An illustration by Sian Williams of a plane, whiskey glass and icecubes bei

Danger Trips and Exotic Holidays

Art by Sian Williams
Edits by Lily Pang and Rachel Chopping

I know it’s only been seven months since Australians were banned from international travel, but I’m hoping that I’m not the only one who has already planned multiple future trips overseas. The current hiatus of international adventure leads me to reminisce about the good old days of $300 to Japan, and contemplate the trips I am yet to embark upon. To assist in my own and others’ trip planning, I’ve boiled down the types of university travel to a few staples; the group trip, ANU tours, and the danger trip. 

The group trip is the simplest of the travel plans, mixing shoestring budgets with relatively new uni mates.
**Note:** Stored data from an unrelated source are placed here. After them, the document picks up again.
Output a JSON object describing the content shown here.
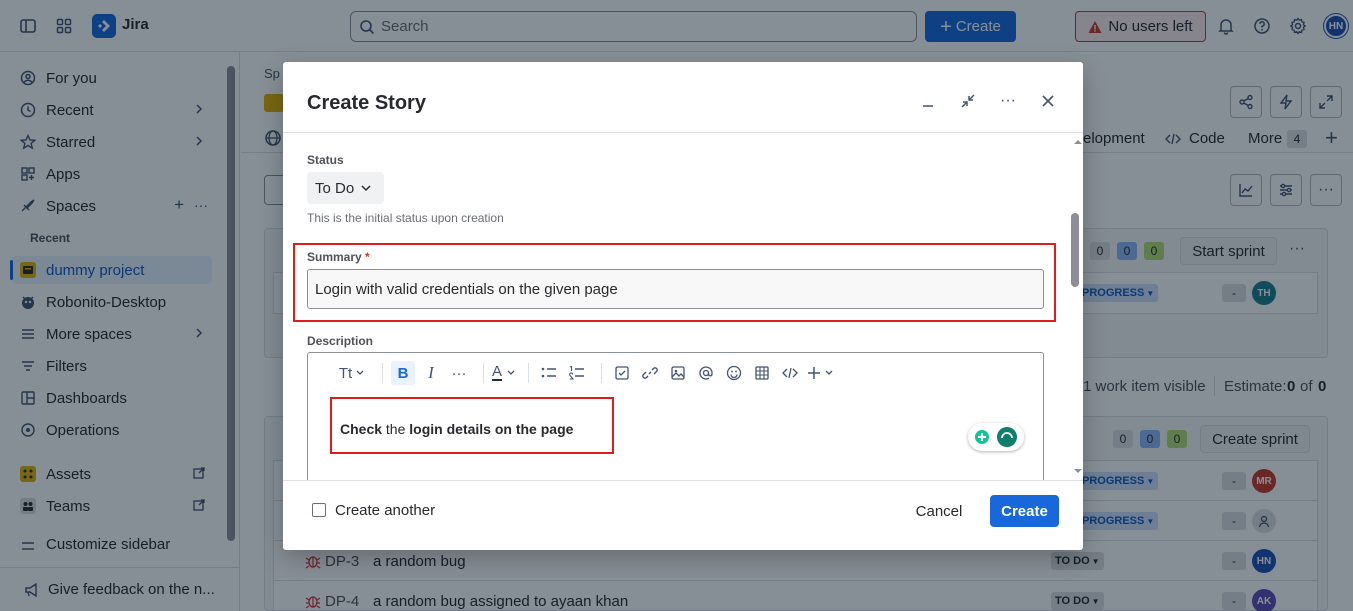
{
  "topbar": {
    "app_name": "Jira",
    "search_placeholder": "Search",
    "create_label": "Create",
    "no_users_label": "No users left",
    "avatar_initials": "HN"
  },
  "sidebar": {
    "items": [
      {
        "label": "For you"
      },
      {
        "label": "Recent"
      },
      {
        "label": "Starred"
      },
      {
        "label": "Apps"
      },
      {
        "label": "Spaces"
      }
    ],
    "recent_section": "Recent",
    "recent_items": [
      {
        "label": "dummy project"
      },
      {
        "label": "Robonito-Desktop"
      },
      {
        "label": "More spaces"
      }
    ],
    "lower_items": [
      {
        "label": "Filters"
      },
      {
        "label": "Dashboards"
      },
      {
        "label": "Operations"
      },
      {
        "label": "Assets"
      },
      {
        "label": "Teams"
      },
      {
        "label": "Customize sidebar"
      }
    ],
    "feedback_label": "Give feedback on the n..."
  },
  "main": {
    "breadcrumb_partial": "Sp",
    "tabs_visible": {
      "development": "elopment",
      "code": "Code",
      "more": "More",
      "more_count": "4"
    },
    "sprint1": {
      "counts": [
        "0",
        "0",
        "0"
      ],
      "start_sprint": "Start sprint",
      "summary": "1 work item visible",
      "estimate_label": "Estimate:",
      "estimate_value": "0",
      "estimate_of": "of",
      "estimate_total": "0"
    },
    "sprint2": {
      "counts": [
        "0",
        "0",
        "0"
      ],
      "create_sprint": "Create sprint"
    },
    "rows": [
      {
        "status": "PROGRESS",
        "assignee": "TH",
        "color": "#1D7F8C"
      },
      {
        "status": "PROGRESS",
        "assignee": "MR",
        "color": "#C9372C"
      },
      {
        "status": "PROGRESS",
        "assignee": "",
        "color": "#DDDEE1"
      },
      {
        "key": "DP-3",
        "title": "a random bug",
        "status": "TO DO",
        "assignee": "HN",
        "color": "#1D4FB5"
      },
      {
        "key": "DP-4",
        "title": "a random bug assigned to ayaan khan",
        "status": "TO DO",
        "assignee": "AK",
        "color": "#5E4DB2"
      }
    ],
    "dash": "-"
  },
  "modal": {
    "title": "Create Story",
    "status_label": "Status",
    "status_value": "To Do",
    "status_helper": "This is the initial status upon creation",
    "summary_label": "Summary",
    "summary_required": "*",
    "summary_value": "Login with valid credentials on the given page",
    "description_label": "Description",
    "toolbar": {
      "text_style": "Tt",
      "bold": "B",
      "italic": "I",
      "more": "···",
      "text_color": "A"
    },
    "description_parts": {
      "part1": "Check",
      "part2": " the ",
      "part3": "login details on the page"
    },
    "create_another_label": "Create another",
    "cancel_label": "Cancel",
    "create_label": "Create"
  },
  "colors": {
    "brand": "#1868DB",
    "highlight_box": "#E01D1D",
    "overlay": "rgba(5,21,36,0.48)"
  }
}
Falling around the breaks in second or third year of uni, this trip centres on Europe or South East Asia, hostels, and copious amounts of beer. Always better in plan than execution, these trips can be the make or break for relatively new uni friendships. Travellers come back either stronger mates or no longer any mates at all. Unfortunately, the future of these trips is in doubt, with the late Tiger Airlines resting in its grave and the price of future travel only increasing as tourism stagnates. 

ANU tours are the best mix of university and travel. With the university offering field courses and intensive language courses to countries like Jordan and Myanmar, what student wouldn’t want to HECS a holiday while taking home at least six course credit units. Having been on the intensive Arabic language trip to Jordan in 2018, I can’t recommend ANU overseas study more. However, there are some caveats. For a more independent spirit, ANU’s appropriate behaviour contract is a hard document to sign, and activities like bungee jumping or a brief trip to see the Syrian border are off limits. For the introverted, months of living with fellow students does begin to grind. Ever optimistic, Global Programs has opened applications for exchange in second semester 2021, but I’ll believe it when I see it, given that the Federal Government refuses to put a date on the reopening of international travel.

The danger trip is a must-do for the adventurous university traveller. Among the potentially perilous destinations are the populous and nuclear-armed Pakistan, the fan favourite North Korea, and Tajikistan, often called the ‘North Korea of the Stans’. Favourite features of a danger trip include an Australian Government ‘Do Not Travel’ status, higher risks of imprisonment, and a unique experience far from the usual Contiki Tour. Call it ironic, but there is a certain paradox to freely travelling to a dangerous state such as North Korea and voluntarily subjecting yourself to the state-enforced repressive social and political environment. Skipping the ethical considerations around visiting repressive states, the danger trip mixes youthful feelings of invincibility with the ability to see gems in these countries that only a handful of other travellers have seen.

If this doesn’t excite your inner traveller, then Australia also has much to offer. With a promised renaissance of internal travel in Australia once the state borders reopen, there is more than enough Australiana to go around. We simply may have to swap North Korea for Norfolk Island.